Anyone know stuff about how #Gnumeric represents decimal numbers and whether that has changed between Gnumeric versions?
Simplified example:
I have a .gnumeric file made with Gnumeric 1.12.35 (packaged by #Ubuntu, released 2017). It contains only the number 4.99 in cell A1. If I export it to CSV, I get a CSV file with 4.99.
I copy that file over to another computer and open it with Gnumeric 1.12.55 (packaged by #Debian, released 2023). In cell A1 I see the value 4.9900000000000002 (I didn't count the exact number of zeros). When I export it to CSV, I get that ...0002 as well.
When I create a file with 4.99 with Gnumeric 1.12.55 (the newer one), it saves as 4.99, it exports to CSV as 4.99, and when opened with Gnumeric 1.12.35 it shows up as 4.99 as well.
Computers are the same architecture, the one with old Gnumeric is an i5-8259U and with the new Gnumeric is an i7-8850H. If that matters, the OS with the old Gnumeric is a frankeninstall that I recall started out as Xubuntu 14.04 and was updated in fits and bursts.

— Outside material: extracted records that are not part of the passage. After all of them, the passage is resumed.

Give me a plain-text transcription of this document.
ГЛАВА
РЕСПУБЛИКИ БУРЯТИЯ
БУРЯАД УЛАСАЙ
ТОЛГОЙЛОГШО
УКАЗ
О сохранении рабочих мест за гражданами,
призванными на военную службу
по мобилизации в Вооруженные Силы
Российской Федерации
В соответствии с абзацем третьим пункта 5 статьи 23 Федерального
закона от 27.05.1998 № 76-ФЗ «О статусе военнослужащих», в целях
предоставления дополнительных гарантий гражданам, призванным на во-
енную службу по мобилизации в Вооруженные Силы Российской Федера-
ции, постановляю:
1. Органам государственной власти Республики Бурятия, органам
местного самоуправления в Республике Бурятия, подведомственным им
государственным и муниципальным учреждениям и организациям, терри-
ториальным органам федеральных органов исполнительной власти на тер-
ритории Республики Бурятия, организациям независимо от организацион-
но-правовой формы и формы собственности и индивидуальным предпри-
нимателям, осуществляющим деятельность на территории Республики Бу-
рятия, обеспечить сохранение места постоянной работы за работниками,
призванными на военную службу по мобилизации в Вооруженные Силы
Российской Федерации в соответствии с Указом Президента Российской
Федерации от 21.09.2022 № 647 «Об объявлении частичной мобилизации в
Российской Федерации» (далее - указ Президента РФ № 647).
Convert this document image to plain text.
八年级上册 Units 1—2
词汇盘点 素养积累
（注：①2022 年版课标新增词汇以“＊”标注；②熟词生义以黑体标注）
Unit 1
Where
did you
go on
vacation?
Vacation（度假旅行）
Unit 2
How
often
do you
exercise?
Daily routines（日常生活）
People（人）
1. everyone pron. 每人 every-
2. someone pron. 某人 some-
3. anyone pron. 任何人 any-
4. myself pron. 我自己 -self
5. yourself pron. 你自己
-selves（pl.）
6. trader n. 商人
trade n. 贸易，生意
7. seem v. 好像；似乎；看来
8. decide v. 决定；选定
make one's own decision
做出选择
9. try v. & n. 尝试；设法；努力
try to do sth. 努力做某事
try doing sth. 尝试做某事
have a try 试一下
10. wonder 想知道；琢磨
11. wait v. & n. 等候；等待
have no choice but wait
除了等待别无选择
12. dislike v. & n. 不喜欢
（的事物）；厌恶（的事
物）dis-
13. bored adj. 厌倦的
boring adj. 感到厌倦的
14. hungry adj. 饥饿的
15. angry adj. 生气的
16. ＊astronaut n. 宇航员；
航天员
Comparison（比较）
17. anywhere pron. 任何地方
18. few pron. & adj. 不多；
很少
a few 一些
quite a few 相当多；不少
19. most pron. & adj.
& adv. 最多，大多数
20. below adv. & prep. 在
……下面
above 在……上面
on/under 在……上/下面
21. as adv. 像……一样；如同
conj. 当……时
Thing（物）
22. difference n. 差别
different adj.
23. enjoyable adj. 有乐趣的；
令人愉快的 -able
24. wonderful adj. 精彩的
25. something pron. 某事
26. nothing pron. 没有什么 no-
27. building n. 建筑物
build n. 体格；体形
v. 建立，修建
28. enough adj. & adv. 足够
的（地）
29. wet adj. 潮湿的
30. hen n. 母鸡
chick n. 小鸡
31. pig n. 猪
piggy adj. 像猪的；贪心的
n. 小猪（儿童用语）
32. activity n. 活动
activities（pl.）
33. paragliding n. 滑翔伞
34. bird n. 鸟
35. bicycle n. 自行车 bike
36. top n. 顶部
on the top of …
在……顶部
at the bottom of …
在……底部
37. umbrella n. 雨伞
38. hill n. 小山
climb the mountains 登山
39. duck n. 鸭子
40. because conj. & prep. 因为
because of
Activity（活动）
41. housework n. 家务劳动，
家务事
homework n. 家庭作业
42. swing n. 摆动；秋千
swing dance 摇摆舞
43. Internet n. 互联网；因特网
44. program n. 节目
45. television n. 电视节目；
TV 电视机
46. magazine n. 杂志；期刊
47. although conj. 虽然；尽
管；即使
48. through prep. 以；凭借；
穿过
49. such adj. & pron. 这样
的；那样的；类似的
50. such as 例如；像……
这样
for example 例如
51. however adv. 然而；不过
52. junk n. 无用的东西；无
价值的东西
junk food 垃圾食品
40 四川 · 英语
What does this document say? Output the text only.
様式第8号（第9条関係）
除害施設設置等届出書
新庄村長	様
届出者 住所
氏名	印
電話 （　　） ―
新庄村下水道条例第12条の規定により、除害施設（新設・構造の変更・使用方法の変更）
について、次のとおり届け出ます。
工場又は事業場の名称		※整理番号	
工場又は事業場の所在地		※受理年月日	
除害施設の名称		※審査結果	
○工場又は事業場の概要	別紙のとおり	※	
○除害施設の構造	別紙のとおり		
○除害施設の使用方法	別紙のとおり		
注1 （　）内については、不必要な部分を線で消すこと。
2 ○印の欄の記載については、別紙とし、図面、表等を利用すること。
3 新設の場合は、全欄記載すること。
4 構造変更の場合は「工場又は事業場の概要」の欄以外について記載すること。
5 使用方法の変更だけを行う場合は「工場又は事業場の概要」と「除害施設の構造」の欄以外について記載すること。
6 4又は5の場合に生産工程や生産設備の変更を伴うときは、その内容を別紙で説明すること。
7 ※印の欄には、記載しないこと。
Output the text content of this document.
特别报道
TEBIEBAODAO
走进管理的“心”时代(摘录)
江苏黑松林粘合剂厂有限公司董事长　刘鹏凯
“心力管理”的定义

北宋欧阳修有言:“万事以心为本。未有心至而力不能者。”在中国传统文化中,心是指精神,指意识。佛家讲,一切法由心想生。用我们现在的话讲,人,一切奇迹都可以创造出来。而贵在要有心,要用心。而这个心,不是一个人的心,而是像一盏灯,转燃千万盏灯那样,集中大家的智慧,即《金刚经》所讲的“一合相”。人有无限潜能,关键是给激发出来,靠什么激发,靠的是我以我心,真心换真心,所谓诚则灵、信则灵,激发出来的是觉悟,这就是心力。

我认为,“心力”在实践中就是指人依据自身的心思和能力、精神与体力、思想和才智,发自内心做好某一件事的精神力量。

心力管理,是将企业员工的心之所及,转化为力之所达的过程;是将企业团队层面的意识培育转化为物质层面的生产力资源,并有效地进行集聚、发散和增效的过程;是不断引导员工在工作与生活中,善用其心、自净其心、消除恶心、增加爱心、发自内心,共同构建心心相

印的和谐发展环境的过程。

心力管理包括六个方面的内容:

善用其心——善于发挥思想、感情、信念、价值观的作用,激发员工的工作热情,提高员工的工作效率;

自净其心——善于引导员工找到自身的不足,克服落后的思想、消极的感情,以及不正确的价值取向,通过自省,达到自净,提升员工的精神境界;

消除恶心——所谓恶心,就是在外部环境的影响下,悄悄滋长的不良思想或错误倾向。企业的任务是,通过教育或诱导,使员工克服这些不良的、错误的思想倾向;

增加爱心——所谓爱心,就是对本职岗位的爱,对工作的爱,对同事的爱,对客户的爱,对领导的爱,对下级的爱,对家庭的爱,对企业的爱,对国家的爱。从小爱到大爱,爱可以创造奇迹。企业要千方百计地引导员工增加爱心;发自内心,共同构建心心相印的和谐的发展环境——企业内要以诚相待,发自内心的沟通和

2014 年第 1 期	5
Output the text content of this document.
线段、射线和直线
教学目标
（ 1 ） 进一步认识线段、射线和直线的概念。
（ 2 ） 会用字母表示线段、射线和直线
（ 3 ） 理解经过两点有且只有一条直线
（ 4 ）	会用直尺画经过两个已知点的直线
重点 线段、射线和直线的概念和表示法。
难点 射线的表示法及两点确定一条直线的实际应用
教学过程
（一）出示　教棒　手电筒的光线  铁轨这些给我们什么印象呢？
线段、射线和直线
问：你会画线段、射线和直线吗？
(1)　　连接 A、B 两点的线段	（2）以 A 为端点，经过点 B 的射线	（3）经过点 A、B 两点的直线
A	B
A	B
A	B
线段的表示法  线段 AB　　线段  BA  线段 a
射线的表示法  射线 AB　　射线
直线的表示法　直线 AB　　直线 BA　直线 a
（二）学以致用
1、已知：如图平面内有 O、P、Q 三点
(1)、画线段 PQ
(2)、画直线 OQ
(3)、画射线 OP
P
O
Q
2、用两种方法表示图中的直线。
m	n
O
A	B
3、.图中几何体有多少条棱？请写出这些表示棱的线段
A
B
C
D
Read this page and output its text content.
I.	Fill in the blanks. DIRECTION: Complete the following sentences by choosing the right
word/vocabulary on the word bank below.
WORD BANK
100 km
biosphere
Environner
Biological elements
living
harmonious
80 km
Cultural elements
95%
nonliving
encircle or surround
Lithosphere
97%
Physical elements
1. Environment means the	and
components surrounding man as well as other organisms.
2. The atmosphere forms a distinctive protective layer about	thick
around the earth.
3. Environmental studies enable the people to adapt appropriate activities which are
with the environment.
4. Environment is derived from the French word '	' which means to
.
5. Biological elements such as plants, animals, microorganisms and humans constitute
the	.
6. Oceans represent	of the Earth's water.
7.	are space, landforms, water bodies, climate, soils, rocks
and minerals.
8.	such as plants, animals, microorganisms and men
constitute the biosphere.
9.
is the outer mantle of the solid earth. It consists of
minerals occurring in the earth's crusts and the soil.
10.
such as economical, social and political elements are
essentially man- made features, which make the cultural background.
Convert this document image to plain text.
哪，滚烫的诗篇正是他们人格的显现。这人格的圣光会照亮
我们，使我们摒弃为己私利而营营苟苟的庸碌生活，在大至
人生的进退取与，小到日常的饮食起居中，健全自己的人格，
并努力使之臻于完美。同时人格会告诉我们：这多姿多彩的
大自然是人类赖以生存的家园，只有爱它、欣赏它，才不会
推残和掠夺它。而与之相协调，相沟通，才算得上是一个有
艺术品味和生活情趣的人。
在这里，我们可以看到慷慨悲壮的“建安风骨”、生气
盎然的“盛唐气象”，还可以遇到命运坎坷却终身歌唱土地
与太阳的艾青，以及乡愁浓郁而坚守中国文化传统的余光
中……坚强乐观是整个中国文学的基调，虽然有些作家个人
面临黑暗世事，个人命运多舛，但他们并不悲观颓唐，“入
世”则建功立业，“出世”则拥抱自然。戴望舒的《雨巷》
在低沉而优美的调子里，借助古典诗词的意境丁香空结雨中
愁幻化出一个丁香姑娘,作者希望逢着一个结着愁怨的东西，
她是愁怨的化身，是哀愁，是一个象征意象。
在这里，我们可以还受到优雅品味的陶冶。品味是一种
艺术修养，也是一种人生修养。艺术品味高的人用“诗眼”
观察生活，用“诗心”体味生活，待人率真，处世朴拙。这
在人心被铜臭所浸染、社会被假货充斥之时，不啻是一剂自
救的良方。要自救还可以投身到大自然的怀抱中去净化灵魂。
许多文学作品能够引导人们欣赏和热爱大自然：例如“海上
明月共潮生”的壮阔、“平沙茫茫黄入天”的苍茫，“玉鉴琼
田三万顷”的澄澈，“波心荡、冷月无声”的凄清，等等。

I know about floating point decimal representation and its inherent issues. But the file I created with Gnumeric 1.12.35 was fine for all this time (exporting to CSV as well) and I am wondering if there's a setting in Gnumeric somewhere I can set so that both versions read 4.99. (That's a simplified example - the real thing is a spreadsheet with ten thousand values, I could possibly round them all but I'd rather do it only as last resort.)